EchoStar chief executive Charles Ergen would love to seize control Sirius XM and add it to his fold. However, Sirius XM chief executive Mel Karmazin is vigorously resisting the takeover. He has retained bankruptcy lawyers to draft up a Chapter 11 filing as a way to escape his company's debt to EchoStar. However, a filing would likely leave his own company in shambles, and could still lead to a takeover if a court ruled in EchoStar's favor.
As an alternative to such drastic measures, Sirius XM is pursuing a deal with EchoStar's rival DirecTV to try secure financing and escape the clutches of its previous creditor. Mr. Karmazin is reported by the New York Times to be in preliminary talks with John C. Malone's company, Liberty Media, which owns a controlling interest in DirecTV.
A partnership with DirecTV would pair the nation's largest satellite TV provider with its largest satellite radio provider. While such a partnership would be advantageous to DirecTV in a number of ways, a move to partner with Sirius XM could incite a bidding war with EchoStar. Analysts say that EchoStar might come up on top in such a bidding war as it already controls much of Sirius XM's debt. However, Mr. Ergen has lost a number of bidding wars over the years, including some to Mr. Malone.

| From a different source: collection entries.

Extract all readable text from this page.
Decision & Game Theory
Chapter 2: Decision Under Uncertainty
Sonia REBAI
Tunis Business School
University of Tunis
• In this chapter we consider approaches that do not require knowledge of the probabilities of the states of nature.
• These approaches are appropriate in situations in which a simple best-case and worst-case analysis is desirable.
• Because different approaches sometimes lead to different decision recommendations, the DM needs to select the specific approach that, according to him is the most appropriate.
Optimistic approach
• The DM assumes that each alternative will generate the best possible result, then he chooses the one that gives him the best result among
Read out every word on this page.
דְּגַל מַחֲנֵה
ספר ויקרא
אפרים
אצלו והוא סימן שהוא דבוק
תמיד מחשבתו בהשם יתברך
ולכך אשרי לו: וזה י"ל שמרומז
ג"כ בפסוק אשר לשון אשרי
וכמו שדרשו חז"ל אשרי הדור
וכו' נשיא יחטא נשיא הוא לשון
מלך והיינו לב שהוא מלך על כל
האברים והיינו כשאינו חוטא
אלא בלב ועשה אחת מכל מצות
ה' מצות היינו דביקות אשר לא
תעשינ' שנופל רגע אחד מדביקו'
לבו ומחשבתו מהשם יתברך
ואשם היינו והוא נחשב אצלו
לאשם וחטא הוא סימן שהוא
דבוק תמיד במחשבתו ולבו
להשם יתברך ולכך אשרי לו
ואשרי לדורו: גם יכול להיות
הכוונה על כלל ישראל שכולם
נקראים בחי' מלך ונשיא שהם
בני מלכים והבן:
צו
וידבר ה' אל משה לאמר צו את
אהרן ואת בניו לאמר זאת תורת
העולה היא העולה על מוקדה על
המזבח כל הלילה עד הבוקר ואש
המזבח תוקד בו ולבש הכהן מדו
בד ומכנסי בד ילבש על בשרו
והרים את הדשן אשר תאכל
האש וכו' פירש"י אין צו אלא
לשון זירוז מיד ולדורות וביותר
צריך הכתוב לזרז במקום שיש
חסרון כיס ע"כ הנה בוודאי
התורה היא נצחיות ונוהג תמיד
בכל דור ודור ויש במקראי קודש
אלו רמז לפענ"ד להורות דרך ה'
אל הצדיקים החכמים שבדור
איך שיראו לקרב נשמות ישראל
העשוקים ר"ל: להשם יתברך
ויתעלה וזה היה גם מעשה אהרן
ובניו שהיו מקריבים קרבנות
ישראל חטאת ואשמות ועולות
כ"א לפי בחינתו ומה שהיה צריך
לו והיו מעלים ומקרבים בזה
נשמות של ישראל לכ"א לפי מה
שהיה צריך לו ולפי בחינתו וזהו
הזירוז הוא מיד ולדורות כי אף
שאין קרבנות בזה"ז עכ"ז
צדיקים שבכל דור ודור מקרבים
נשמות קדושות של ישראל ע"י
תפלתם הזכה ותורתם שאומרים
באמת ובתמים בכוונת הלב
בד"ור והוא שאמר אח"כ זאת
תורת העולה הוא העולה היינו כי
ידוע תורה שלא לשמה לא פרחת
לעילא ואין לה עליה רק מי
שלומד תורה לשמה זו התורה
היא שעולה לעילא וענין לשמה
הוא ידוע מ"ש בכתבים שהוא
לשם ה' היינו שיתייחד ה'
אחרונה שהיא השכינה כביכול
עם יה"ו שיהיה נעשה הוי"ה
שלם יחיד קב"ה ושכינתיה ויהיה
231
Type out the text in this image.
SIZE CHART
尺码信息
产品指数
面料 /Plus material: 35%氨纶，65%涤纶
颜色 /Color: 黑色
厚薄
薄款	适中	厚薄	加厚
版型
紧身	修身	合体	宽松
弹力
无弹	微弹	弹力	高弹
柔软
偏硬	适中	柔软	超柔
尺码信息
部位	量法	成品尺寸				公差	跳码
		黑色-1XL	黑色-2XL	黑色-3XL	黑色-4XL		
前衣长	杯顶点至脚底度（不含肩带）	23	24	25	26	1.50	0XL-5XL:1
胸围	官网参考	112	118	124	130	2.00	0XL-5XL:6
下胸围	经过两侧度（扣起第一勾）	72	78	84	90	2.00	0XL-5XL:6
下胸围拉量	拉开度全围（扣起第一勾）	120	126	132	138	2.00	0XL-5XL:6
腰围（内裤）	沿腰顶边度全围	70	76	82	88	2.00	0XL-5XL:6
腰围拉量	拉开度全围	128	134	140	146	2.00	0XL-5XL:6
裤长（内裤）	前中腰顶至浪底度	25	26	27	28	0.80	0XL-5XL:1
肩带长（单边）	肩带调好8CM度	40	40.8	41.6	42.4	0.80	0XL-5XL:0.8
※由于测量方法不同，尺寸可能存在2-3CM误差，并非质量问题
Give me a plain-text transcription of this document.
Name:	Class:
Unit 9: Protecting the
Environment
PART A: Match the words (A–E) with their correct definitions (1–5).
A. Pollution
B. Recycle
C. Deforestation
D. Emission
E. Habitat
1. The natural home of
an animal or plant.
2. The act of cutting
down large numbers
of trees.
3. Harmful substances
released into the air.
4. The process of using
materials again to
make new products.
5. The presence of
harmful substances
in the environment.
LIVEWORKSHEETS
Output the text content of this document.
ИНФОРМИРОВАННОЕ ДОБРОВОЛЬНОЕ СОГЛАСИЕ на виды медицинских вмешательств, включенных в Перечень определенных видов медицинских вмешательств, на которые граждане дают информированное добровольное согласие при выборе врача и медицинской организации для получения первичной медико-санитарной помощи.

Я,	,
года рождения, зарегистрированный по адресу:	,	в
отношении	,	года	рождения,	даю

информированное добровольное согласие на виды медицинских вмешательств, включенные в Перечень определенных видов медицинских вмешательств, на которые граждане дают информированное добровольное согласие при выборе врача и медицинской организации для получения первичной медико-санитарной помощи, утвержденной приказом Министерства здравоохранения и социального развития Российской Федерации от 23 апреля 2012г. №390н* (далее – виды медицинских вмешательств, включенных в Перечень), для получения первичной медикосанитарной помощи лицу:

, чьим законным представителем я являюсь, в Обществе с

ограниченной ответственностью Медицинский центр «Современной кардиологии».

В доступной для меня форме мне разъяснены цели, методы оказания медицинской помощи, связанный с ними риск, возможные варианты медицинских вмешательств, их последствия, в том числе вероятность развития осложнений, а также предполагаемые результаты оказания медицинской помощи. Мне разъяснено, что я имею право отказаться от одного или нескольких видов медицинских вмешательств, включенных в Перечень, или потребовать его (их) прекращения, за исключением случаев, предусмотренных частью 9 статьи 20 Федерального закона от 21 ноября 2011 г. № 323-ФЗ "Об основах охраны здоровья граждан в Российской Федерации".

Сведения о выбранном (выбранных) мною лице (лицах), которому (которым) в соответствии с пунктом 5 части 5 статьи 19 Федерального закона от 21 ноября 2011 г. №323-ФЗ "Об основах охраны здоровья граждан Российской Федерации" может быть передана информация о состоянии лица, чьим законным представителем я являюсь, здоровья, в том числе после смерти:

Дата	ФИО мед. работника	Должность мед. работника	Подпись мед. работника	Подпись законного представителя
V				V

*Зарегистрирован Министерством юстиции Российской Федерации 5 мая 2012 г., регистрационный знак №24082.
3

Ultimately, Mr. Karmazin's moves might prove to be more of an effort to save his own job than to save the company. A deal with Liberty would likely keep him as Chief Executive, while EchoStar would likely seek to replace him, given the pair's standoffish relationship.
Some analysts also believe that Sirius XM may simply be dangling the talks with DirecTV in front of EchoStar to secure a better deal, perhaps converting some of the debt to equity.